The Corner

New Anti-Poverty Legislation Aimed at Private Investors

A bipartisan group of congressmen recently introduced a new bill intended to reinvigorate America’s poorest communities. The Investing in Opportunity Act (IOA) will allow investors to temporarily delay paying capital-gains taxes on their investments if they choose to reinvest the money into “opportunity zones” or distressed communities across the country.

The legislation was cosponsored in the Senate by Republican Tim Scott of South Carolina and Democrat Cory Booker of New Jersey, and in the House by Pat Tiberi (R-Ohio) and Ron Kind (D-Wisc.).  These congressmen report that their bill has garnered bipartisan support in both chambers, and they believe that its provisions will allow for tremendous economic growth in some of the country’s most underserved communities.

The bill’s primary function is to target private-sector investors and give them a tax incentive to roll their assets into areas that most need money, which, according to Scott, has proven more successful than government-run anti-poverty programs.

“It’s designed so that private-sector folks can do what they do naturally in a way that helps the poor,” Scott said during a media roundtable just before the bill was introduced in both chambers.

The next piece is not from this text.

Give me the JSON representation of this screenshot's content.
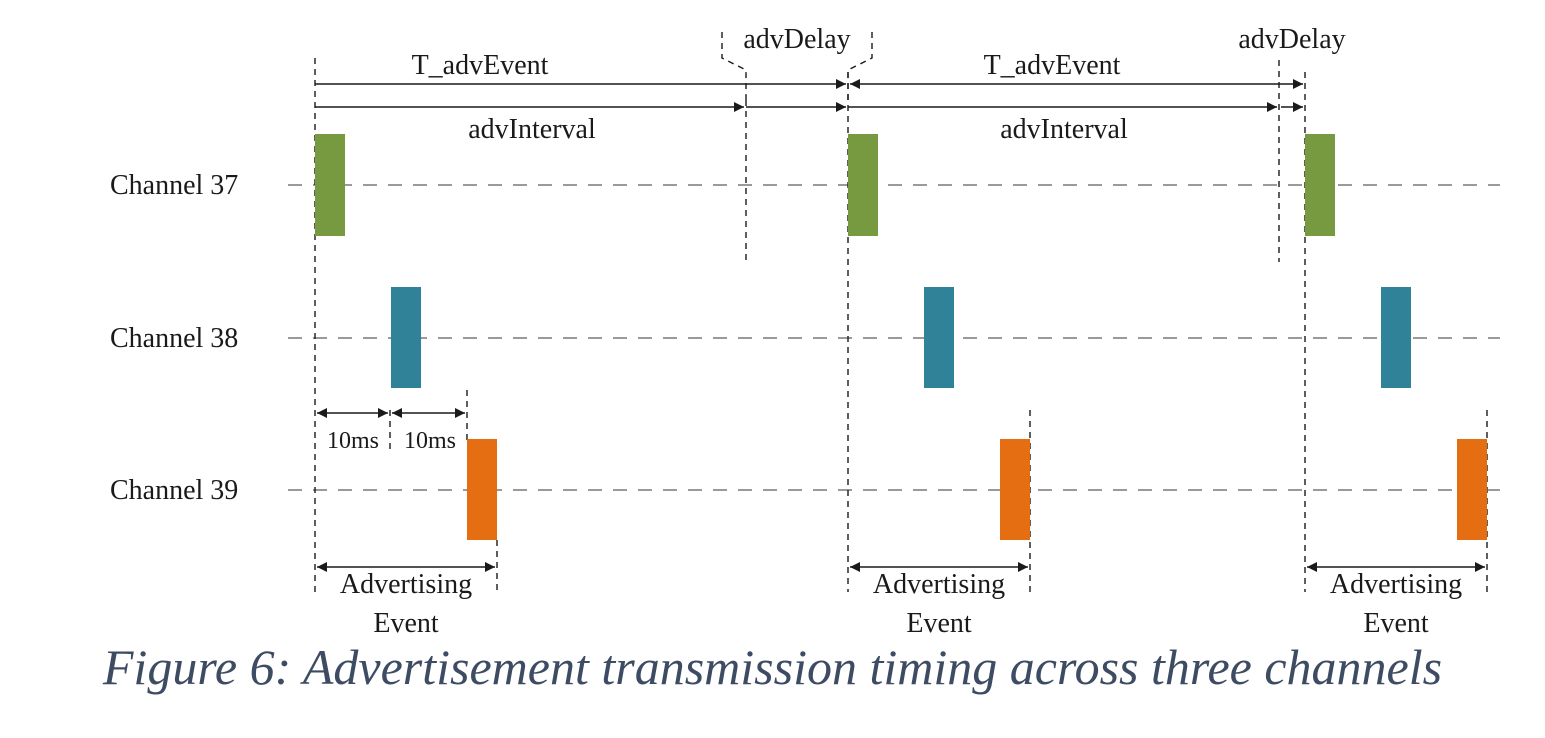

Scott tells National Review that the very nature of government programs often makes it difficult to measure their success, and there’s little incentive for politicians or bureaucrats to follow up on their progress. “With this program, it’s very easy for investors to measure their success, and they will want to monitor it because it’s their own money going into these communities,” he says.

This bill is part of a larger effort that Scott calls his “Opportunity Agenda,” a blueprint by which he hopes to eliminate the barriers to success faced by many disadvantaged and low-income Americans in South Carolina. But his efforts aren’t limited to his state; last fall he announced a partnership called the Senate Opportunity Coalition — profiled in National Review Online in October — with a handful of GOP senators who hope to address poverty in their own states with local, conservative solutions.

Tiberi noted during the roundtable that the Appalachia region, rural Ohio, and the urban corridors outside of his state’s bigger cities all suffer from a similar lack of opportunity and resulting poverty. This fact is essential to understanding the Opportunity Agenda and its attending bills such as the IOA.

Poverty isn’t limited to declining metropolitan areas or inner cities where children can’t access adequate education, and food and housing are highly insecure. Every region poses unique obstacles to individual success, and Americans often end up in crippling poverty despite the millions of dollars in government money poured into their states.

These leaders and others like them hope to eliminate those obstacles one step at a time by stripping back government control and permitting communities to flourish on their own. Scott gave the example of Spartanburg in his own state, which formed a public-private partnership to develop an innovative new neighborhood, eliminating the food deserts that had long plagued the area.

“But it also kept existing communities intact so that it’s not large-scale gentrification. People stay where they’re from and where they like to live and have always lived,” he added.

When he introduced his Opportunity Agenda on the Senate floor, Scott promised that his work would target the underlying causes of systemic poverty in the U.S. “We will turn neglected neighborhoods, ravaged by poverty, into centers of excellence,” he said. “These people are not asking for a handout. They’re asking for a hand up.”

This newest bill is the most recent proof that Scott intends to keep his word, and to do so with the help of those on both sides of the aisle.